Но есть и мое личное мнение... Не хочу, чтобы это как-то отразилось на нем как на политике, но... То, что он делает, это то же, что и Кучма.
Прошу пани, прошу вспомнить, что когда пропал мой сын, Ющенко же был тогда премьер-министром. И Юля Тимошенко была вице-премьером. И они, наверное, тогда что-то знали?
Не может же быть, чтоб премьер-министр ничего не знал о том, как пропал Гонгадзе!
А когда он шел на президентство и стал таким высоким человеком, я думала: имея власть в своих руках, он сможет понять меня. Даст возможность маме похоронить сына...
Но если это не произошло до сих пор, значит, он не может? Значит, они все — марионетки в чьих-то руках?

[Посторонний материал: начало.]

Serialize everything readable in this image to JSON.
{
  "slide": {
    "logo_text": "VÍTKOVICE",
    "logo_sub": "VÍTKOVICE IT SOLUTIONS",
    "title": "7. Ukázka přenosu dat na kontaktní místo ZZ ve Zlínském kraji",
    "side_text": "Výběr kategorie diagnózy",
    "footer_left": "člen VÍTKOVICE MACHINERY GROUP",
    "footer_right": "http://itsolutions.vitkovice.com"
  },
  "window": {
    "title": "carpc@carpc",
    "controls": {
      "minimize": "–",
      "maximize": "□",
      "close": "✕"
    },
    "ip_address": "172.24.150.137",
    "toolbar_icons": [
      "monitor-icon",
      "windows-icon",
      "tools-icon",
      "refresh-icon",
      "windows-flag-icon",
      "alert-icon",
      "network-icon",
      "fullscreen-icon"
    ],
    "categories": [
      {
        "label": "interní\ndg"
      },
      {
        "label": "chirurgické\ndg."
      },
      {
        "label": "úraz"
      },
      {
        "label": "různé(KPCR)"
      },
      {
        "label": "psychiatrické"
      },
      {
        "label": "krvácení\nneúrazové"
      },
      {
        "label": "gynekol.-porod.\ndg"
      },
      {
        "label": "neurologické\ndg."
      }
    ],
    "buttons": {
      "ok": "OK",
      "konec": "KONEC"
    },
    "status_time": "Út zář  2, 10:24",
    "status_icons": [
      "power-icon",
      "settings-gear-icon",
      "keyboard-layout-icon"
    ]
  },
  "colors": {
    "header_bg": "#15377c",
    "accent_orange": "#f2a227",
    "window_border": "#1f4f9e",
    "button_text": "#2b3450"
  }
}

Я устала жить в этом мире, который повернулся ко мне другой стороной. И я увидала другую жизнь... Очень страшную, которая убивает.
И увидала людей с другой стороны. Мне их жаль.
Мне их всех жаль, потому что они — рабы.
Знаете, быть свободным человеком, чувствовать себя таким — это дар Божий. Но свободному на этом свете очень тяжело, а рабам — легко.
И когда я вижу, что при власти рабы... Что при власти — манкурты и янычары, я знаю: придет время, они получат по заслугам. И теперь говорю: я на их месте никогда не буду, а они на моем — обязательно. Потому что Бог и справедливость их накажет.
— Пани Леся, вы человек сильный, но...
— Мне не нужна помощь.
— Ни в чем?
— Мне хватает денег. У меня есть работа, получаю пенсию. Еще и другим помогаю. Но... Нет, мне, конечно, нужна поддержка моральная, поддержка журналистов. Поэтому еще раз — спасибо вам.